# First hair cut!



## schpeckie (Jun 29, 2010)

He is so beautiful! Love the little pom-pom tail!


----------



## Birdie (Jun 28, 2009)

He looks great! I love freshly groomed poodles


----------



## spoospirit (Mar 10, 2009)

_He looks very comfortable and very plush!! Blacks are hard to photograph. You did a great job getting detail._


----------



## 2 Poods (Oct 20, 2010)

There's nothing like a freshly groomed spoo!!! He look gorgeous!!!


----------



## georgiapeach (Oct 9, 2009)

Beautiful dog and great groom! I love black poodles!


----------



## Feralpudel (Jun 28, 2010)

Cosmo is a very handsome dude!


----------



## ziggylu (Jun 26, 2010)

Thanks, everyone. I can't believe how different he looks. We had no idea this sexy dog was under all that hair! :lol I miss his muppetlike look a bit I admit but love how he looks in this cut. 

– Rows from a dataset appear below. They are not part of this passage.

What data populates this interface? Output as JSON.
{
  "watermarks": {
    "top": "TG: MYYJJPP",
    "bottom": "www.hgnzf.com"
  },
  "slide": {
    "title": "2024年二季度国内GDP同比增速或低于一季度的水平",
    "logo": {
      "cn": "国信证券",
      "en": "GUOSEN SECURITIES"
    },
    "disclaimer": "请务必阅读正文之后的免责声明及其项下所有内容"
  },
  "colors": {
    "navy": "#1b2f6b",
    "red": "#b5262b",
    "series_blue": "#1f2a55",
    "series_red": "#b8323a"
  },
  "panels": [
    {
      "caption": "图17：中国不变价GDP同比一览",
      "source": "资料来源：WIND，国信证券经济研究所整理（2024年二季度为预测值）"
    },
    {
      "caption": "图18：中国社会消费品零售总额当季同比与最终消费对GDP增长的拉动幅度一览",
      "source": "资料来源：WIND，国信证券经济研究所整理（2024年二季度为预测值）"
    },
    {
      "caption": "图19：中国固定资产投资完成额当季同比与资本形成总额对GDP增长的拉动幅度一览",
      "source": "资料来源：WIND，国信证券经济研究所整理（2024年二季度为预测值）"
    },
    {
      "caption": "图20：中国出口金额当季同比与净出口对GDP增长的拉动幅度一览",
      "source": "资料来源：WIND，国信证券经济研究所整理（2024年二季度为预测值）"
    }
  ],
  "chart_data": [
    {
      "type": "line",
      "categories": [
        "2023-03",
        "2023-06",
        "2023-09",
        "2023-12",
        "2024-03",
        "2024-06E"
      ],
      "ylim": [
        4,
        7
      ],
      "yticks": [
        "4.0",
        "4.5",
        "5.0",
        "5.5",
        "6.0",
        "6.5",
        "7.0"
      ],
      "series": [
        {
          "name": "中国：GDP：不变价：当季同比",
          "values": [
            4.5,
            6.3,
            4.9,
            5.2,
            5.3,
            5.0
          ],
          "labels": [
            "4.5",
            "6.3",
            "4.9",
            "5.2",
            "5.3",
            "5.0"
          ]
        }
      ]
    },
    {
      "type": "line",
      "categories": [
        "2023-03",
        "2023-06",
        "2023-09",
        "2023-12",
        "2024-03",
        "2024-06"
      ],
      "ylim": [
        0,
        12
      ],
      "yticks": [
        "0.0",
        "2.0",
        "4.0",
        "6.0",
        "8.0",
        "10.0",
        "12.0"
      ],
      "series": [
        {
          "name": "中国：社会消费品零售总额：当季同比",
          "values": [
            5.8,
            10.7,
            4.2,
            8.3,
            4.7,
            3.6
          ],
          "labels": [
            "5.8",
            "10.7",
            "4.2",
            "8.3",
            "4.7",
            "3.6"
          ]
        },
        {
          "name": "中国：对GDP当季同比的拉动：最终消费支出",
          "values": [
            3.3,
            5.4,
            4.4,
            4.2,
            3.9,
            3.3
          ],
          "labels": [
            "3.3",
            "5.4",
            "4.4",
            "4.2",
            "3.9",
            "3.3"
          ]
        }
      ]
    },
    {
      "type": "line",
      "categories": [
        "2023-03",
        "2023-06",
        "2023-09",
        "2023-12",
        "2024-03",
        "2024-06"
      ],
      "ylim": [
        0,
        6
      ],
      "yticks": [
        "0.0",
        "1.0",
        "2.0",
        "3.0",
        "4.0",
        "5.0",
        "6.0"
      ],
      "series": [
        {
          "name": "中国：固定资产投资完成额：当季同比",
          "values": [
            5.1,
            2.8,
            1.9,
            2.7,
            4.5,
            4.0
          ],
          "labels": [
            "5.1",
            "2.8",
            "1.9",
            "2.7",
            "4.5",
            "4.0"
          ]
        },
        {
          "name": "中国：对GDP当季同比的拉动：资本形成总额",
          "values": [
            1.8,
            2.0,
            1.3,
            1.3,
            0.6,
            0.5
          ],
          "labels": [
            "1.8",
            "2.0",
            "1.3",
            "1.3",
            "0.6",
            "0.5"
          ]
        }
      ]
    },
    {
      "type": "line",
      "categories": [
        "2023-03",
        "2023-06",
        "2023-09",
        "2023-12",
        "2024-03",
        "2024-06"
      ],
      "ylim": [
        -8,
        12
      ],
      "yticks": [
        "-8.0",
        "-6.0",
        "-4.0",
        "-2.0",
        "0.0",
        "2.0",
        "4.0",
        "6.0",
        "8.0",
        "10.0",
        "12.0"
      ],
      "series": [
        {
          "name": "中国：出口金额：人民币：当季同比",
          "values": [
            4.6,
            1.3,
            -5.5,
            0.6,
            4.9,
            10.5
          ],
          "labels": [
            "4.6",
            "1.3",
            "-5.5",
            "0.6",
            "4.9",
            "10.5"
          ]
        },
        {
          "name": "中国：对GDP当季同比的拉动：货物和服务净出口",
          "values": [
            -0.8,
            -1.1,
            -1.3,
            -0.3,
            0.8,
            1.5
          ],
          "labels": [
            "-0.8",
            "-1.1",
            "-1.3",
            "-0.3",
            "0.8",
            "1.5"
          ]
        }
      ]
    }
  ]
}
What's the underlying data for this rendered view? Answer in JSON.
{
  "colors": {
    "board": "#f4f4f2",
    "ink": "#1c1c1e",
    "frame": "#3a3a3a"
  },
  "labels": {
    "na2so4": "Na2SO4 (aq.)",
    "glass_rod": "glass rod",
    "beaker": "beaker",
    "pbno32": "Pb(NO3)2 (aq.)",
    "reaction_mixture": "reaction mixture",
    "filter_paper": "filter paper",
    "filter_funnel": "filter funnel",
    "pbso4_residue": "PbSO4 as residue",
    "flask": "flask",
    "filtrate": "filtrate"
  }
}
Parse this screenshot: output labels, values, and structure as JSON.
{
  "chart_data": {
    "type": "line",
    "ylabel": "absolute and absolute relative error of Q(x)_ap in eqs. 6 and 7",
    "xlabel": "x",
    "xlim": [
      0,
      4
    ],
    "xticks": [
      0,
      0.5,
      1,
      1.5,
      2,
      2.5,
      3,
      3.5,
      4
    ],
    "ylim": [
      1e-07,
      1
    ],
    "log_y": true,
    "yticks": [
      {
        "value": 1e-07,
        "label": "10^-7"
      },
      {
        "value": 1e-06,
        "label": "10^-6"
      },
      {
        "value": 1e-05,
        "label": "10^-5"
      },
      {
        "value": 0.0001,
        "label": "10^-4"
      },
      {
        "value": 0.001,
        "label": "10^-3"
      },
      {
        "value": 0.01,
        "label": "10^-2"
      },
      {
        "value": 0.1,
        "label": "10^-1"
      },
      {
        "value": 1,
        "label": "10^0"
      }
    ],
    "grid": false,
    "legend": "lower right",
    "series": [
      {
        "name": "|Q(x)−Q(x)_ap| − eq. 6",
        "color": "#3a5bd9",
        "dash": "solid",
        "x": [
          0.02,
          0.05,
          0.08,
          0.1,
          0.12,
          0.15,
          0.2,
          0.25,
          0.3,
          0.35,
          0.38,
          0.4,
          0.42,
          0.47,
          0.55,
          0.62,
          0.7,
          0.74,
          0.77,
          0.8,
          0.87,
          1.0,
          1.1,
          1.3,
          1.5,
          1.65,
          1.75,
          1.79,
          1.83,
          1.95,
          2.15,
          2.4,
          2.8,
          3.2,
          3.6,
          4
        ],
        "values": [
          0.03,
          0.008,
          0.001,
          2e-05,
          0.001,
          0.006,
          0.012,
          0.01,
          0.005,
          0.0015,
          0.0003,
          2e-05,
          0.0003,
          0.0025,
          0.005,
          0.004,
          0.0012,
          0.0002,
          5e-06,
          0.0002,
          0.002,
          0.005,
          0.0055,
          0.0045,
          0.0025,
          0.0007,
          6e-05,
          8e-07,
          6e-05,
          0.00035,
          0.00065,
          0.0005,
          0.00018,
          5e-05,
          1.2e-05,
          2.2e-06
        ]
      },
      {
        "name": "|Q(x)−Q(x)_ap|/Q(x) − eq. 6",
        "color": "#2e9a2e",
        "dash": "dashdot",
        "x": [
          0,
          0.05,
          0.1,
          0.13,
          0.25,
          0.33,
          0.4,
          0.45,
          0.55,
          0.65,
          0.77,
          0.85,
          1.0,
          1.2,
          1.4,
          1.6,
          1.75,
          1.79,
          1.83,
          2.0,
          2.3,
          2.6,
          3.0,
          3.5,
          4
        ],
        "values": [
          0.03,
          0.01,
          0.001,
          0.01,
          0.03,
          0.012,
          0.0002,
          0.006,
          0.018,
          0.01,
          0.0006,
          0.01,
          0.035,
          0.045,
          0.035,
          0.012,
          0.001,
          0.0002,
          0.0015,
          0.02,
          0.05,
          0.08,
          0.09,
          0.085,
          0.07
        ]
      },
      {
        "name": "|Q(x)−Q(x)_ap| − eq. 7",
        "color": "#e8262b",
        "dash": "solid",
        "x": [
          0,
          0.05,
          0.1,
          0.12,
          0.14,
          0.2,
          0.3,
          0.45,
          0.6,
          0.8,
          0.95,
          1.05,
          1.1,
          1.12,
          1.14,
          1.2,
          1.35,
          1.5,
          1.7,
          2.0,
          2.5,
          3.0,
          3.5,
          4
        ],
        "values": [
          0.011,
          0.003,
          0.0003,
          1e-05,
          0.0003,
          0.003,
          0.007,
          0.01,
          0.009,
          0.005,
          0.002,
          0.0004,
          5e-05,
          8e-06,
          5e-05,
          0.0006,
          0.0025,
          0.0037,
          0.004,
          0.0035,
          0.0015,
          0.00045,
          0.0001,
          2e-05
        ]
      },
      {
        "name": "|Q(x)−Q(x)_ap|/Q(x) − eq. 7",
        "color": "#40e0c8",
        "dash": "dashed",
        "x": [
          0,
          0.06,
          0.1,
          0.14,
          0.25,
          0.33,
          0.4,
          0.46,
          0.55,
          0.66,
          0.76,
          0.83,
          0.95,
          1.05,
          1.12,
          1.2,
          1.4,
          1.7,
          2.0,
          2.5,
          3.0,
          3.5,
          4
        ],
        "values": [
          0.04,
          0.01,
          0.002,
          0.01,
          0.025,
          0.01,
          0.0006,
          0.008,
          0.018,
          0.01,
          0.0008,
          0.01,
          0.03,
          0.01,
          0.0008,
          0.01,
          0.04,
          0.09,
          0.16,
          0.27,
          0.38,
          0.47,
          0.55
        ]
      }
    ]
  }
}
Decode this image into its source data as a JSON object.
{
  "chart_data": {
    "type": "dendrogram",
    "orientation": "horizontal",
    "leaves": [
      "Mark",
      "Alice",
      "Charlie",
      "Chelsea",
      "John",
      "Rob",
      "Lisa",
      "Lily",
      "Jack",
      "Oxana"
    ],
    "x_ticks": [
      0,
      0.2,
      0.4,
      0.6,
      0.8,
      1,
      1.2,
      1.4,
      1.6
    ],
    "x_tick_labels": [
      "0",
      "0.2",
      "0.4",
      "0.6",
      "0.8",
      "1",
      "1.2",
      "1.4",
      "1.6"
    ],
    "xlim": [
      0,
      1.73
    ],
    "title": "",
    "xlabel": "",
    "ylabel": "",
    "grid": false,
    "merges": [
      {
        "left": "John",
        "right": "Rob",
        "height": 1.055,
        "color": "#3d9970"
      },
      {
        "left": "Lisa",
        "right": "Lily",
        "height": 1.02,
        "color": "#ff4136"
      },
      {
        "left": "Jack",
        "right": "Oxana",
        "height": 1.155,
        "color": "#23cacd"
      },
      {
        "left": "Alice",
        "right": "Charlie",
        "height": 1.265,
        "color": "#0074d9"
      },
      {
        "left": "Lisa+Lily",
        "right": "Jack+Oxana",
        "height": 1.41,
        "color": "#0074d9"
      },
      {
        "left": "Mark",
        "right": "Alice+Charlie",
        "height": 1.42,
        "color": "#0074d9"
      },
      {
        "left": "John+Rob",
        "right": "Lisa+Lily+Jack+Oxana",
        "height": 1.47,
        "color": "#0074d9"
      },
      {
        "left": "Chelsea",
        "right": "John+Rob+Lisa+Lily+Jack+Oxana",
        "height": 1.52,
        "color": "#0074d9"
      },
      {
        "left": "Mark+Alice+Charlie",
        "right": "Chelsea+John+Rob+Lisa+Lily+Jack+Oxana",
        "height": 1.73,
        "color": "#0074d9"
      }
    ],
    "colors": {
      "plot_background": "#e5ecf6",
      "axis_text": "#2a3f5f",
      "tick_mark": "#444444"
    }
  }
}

Our greyhound had no idea what to make of him when he came through the door last night!


----------



## MTWaggin (Nov 17, 2010)

It looks FABULOUS!


----------



## Feathersprings (Jul 15, 2010)

Aww, pretty, it IS strange to cut off that puppy hair. They look so grown up!


----------



## BigDog (Dec 14, 2010)

I too love the Tail Pom,so cute!!!(I prefer the round look for some reason)
Your baby is beautiful!


----------